Key Factors for Rating
In 3Q24, the operating days of COSL’s semi-subs dropped 25% YoY to 648 days mainly owing to disruptions caused by typhoons. Ten of its semi-subs were suspended for more than 100 days in total due to severe sea conditions. In addition, the company also booked a roughly RMB200m FX loss owing to the appreciation of RMB against US$. Its underlying earnings were actually stronger.
We expect its earnings to grow 18% QoQ in 4Q24 assuming no more such one- off impact. While 4Q is not the peak season for drilling, the dominance of well services makes the earnings impact of this seasonality less obvious in recent years.
For the four jack-ups previously suspended by a Middle East client, one of them has resumed work in offshore China and another one has secured new job in SE Asia for next year. The remaining two are likely to win new contracts before the end of the year.

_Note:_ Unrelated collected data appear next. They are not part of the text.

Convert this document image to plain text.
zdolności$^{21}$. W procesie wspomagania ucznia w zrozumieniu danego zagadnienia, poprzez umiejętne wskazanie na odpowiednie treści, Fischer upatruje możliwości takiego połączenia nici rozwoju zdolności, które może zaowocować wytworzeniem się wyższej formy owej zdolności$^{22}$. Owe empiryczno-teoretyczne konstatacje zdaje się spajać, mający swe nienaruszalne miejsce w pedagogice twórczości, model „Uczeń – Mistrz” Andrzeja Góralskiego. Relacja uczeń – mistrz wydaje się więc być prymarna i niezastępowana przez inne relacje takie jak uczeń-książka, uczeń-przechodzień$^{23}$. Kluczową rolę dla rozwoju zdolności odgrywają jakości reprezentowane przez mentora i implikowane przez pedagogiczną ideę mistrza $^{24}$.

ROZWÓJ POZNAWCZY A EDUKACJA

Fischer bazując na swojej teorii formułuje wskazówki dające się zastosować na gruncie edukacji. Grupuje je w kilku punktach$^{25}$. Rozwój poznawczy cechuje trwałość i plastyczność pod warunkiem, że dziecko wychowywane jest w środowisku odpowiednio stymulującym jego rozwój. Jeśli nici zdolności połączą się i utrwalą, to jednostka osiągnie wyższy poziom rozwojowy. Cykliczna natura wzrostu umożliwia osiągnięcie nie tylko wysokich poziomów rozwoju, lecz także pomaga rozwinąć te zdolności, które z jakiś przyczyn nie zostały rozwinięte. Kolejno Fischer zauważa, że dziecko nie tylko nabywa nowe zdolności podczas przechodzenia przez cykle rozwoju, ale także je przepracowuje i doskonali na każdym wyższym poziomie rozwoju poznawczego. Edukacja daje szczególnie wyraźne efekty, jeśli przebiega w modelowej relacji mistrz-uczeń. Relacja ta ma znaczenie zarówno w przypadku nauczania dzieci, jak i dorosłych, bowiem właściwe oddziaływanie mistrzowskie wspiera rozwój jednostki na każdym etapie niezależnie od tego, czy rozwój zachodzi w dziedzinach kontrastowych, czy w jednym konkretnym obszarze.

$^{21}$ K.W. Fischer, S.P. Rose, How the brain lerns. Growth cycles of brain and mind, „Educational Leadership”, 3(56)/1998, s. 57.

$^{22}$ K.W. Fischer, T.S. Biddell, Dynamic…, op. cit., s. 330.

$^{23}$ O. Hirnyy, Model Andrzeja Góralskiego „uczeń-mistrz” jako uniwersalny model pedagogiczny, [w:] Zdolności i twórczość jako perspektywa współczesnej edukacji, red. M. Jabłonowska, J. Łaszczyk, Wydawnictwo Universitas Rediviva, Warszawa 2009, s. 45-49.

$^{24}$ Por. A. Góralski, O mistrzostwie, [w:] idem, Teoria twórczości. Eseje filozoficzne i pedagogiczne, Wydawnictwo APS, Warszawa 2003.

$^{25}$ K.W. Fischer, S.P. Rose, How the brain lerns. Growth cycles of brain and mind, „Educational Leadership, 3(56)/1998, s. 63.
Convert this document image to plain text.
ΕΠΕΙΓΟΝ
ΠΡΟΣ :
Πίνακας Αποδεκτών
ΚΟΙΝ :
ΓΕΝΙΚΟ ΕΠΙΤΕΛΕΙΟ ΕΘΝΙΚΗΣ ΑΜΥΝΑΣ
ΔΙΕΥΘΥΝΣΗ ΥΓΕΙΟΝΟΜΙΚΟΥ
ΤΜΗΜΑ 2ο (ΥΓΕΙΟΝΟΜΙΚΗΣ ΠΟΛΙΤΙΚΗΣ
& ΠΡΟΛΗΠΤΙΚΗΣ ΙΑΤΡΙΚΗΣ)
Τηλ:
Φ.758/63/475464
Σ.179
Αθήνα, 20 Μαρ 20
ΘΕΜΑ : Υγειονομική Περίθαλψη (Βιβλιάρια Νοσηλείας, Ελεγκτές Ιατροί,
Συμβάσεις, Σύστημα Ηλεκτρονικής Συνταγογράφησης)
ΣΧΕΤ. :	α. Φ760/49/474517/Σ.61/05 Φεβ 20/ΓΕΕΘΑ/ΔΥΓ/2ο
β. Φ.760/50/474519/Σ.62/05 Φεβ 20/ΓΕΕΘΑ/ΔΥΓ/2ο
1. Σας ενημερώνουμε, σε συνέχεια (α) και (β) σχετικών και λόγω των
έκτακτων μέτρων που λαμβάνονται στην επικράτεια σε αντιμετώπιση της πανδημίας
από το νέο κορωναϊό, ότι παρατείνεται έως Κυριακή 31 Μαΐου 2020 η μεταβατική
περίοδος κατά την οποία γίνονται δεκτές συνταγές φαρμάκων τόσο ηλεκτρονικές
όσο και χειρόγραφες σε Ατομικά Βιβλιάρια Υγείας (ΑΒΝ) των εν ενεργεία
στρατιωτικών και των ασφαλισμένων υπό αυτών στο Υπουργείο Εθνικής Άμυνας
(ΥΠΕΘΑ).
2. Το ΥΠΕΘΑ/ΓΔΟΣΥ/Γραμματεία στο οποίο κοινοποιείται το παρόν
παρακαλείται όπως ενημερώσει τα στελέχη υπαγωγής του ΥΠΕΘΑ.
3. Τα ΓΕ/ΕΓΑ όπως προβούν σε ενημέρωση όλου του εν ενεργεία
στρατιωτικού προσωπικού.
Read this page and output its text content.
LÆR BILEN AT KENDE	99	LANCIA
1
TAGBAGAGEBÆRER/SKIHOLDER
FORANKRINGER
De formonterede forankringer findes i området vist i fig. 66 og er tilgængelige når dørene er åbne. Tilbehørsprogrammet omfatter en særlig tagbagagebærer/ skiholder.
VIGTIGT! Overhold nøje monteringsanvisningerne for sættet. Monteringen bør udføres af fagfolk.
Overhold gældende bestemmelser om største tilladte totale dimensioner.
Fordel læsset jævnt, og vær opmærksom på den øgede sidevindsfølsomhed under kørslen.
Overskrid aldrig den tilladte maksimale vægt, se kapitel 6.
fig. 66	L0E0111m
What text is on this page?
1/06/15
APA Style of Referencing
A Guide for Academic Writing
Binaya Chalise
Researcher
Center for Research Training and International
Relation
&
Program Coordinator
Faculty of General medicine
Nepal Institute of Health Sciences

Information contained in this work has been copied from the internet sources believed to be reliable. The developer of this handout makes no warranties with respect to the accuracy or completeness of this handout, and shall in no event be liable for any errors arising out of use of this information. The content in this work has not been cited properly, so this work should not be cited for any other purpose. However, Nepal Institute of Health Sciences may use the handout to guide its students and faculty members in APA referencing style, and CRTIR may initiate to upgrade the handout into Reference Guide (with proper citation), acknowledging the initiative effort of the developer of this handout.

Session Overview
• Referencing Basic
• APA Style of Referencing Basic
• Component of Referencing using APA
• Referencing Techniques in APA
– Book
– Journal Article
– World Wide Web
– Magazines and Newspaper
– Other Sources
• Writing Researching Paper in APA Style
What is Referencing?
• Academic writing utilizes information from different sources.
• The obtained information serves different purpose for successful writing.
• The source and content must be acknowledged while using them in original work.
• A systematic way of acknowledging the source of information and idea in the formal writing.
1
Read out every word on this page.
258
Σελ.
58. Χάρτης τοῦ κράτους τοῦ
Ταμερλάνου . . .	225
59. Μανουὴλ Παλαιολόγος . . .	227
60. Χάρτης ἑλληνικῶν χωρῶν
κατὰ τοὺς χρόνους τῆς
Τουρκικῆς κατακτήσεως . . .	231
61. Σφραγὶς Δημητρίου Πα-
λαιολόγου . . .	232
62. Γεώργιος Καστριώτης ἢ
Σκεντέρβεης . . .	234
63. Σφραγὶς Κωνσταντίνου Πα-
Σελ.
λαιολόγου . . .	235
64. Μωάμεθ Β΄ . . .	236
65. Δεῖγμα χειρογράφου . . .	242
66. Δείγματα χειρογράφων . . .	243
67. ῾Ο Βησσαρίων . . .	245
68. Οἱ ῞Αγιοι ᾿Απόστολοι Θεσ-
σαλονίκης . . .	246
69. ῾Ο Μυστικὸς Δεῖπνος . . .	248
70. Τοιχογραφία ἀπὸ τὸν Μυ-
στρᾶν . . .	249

We expect its growth to accelerate to 43% YoY next year as at least three semi- subs will be working on new contracts in the North Sea with day rates exceeding US$300k. NH8 will also work in Brazil on new contract with day rate at US$220k. All these will boost the average day rates of its semi-subs.
Key Risks for Rating
Slower-than-expected growth.
Lack of further progress in developing overseas markets.
Valuation
We lower our target price for its H shares from HK$9.62 to HK$9.55 to reflect the cut in our 2024 earnings forecast. Our target valuation remains at 0.95x 2024E P/B.
We also reduce our target price for its A shares from RMB18.52 to RMB17.78. We still set our target price based on its 3-month average A-H premium which has narrowed from 140% to 132% since late August.